Adult neural stem cells (NSCs) have great potential for treating damage or disease of the nervous system. However, these cells are rare and difficult to maintain in culture because they quickly lose their multi-potency after being removed from their native environment. In vivo, NSCs reside adjacent to a vascular niche, suggesting that it may be possible to maintain these cells ex vivo if critical functional features of the vascular niche are recreated in the culture environment.
The hypothesis of the proposed studies is that formation of a perfused, functional vasculature within 3-D extracellular matrix promotes self-renewal of the surrounding NSCs. To test this hypothesis, the following specific aims will be pursued: 1) Create a neurovascular unit that contains perfused vasculature and NSCs within 3-D matrix using a novel cell printing technology. 2) Establish the maturation process and functionalities of the synthesized structures with regard to matrix properties and culture parameters. 3) Examine the NSC behavior and cell fate using the engineered neurovascular unit; and determine critical factors that influence NSC fate and its relationship to the functional status of the vasculature.
Intellectual Merit: The proposed research will build a 3-D perfused vascular niche to study NSCs in a physiologically relevant experimental system, in which individual components and parameters can be easily manipulated. Using this system, the proposed research will define critical factors to achieve functionality of the vasculature and will elucidate underlying mechanisms of NSC self-renewal in the dynamically perfused system. Since vasculature is a key element of many adult stem cell niches, this research will have broader ramifications in studying other stem cell fields. Overall, this work will identify design principles and operating parameters for the printed structures to support the growth of the surrounding tissues in vitro, and thereby lay the foundation to fabricate tissues of appropriate thickness for biomedical applications in the future.

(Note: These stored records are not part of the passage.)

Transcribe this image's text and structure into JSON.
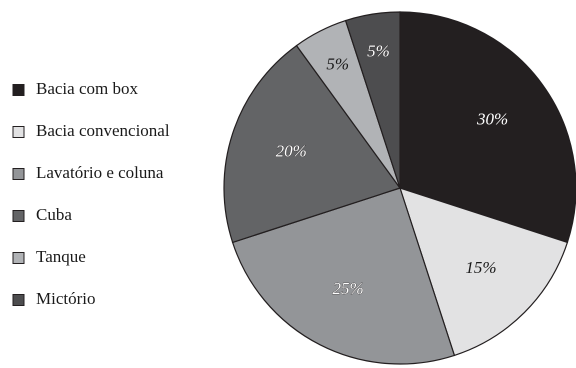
{
  "chart_data": {
    "type": "pie",
    "title": "",
    "legend_position": "left",
    "slices": [
      {
        "label": "Bacia com box",
        "value": 30,
        "display": "30%",
        "color": "#231f20",
        "label_color": "#ffffff"
      },
      {
        "label": "Bacia convencional",
        "value": 15,
        "display": "15%",
        "color": "#e2e2e3",
        "label_color": "#1a1a1a"
      },
      {
        "label": "Lavatório e coluna",
        "value": 25,
        "display": "25%",
        "color": "#939598",
        "label_color": "#ffffff"
      },
      {
        "label": "Cuba",
        "value": 20,
        "display": "20%",
        "color": "#636466",
        "label_color": "#ffffff"
      },
      {
        "label": "Tanque",
        "value": 5,
        "display": "5%",
        "color": "#b1b3b6",
        "label_color": "#1a1a1a"
      },
      {
        "label": "Mictório",
        "value": 5,
        "display": "5%",
        "color": "#4d4d4f",
        "label_color": "#ffffff"
      }
    ]
  }
}
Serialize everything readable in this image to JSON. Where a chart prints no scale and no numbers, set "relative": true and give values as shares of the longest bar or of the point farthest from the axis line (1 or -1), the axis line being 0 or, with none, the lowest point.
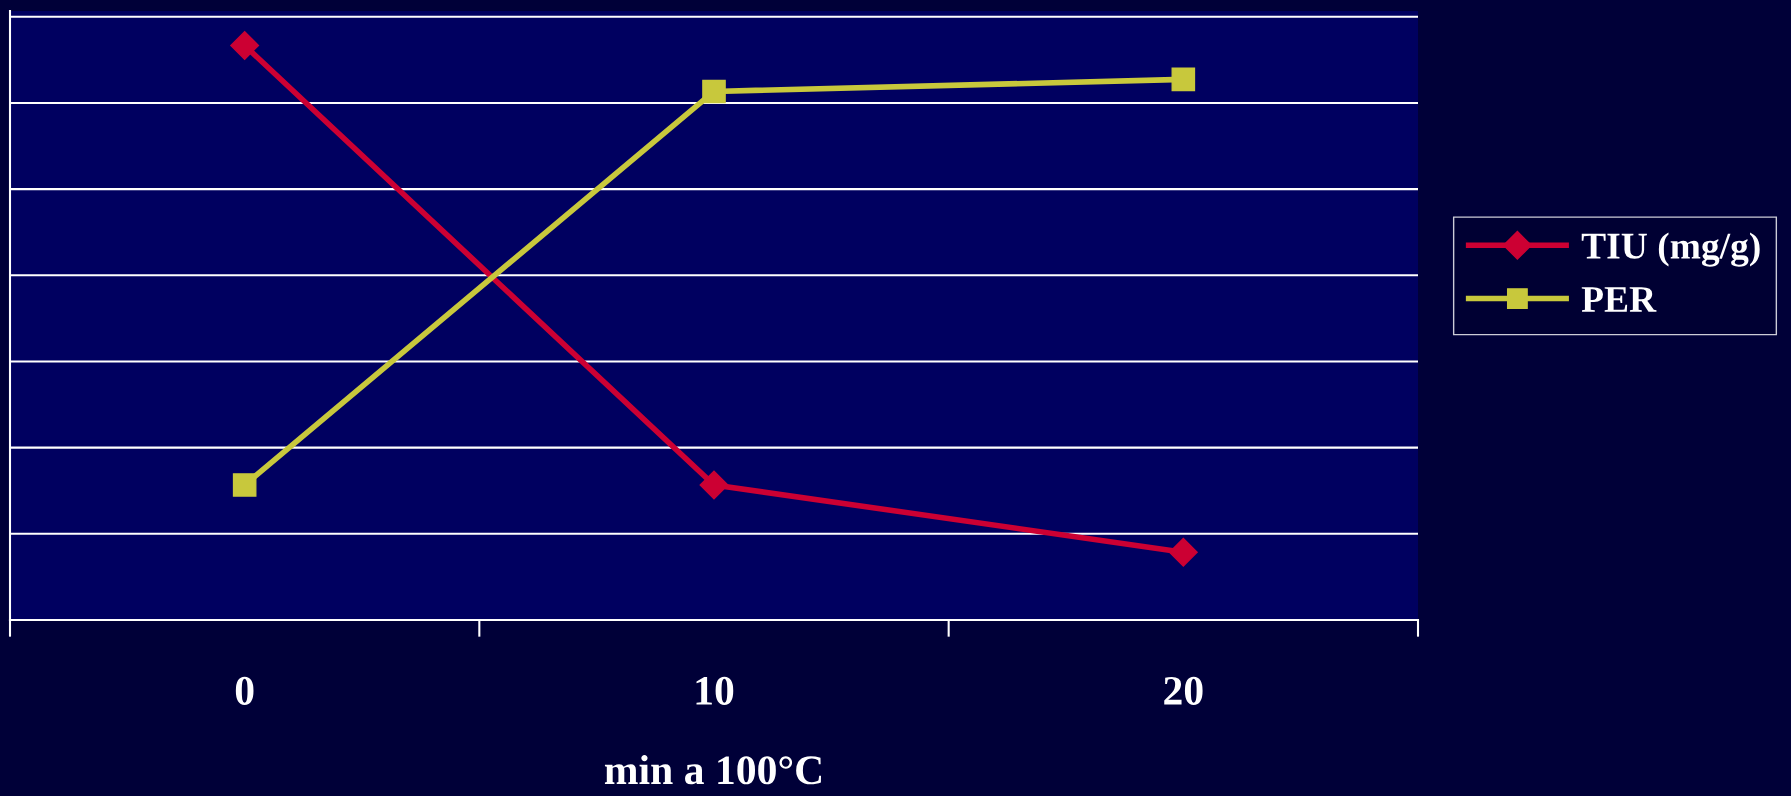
{
  "chart_data": {
    "type": "line",
    "relative": true,
    "xlabel": "min a 100°C",
    "categories": [
      "0",
      "10",
      "20"
    ],
    "series": [
      {
        "name": "TIU (mg/g)",
        "color": "#cc0033",
        "marker": "diamond",
        "values": [
          1,
          0.235,
          0.118
        ]
      },
      {
        "name": "PER",
        "color": "#c8c83c",
        "marker": "square",
        "values": [
          0.235,
          0.92,
          0.941
        ]
      }
    ],
    "grid": "y",
    "legend": "right"
  }
}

Broader Impacts: The proposed research has broader scientific impact in generating fundamental knowledge related to 3-D vascular tissue formation and its role in regulating NSC fate. Therefore, the proposed studies are expected to help develop methods for the ex vivo expansion of patient-specific NSCs to treat spinal cord injury and neurodegenerative diseases, which will benefit patients and the society at large. Research will be integrated with educational and outreach activities targeting K-12 education and underrepresented groups. Activities demonstrating how engineers can solve societal challenges will provide incentives to students to pursue careers in science and engineering.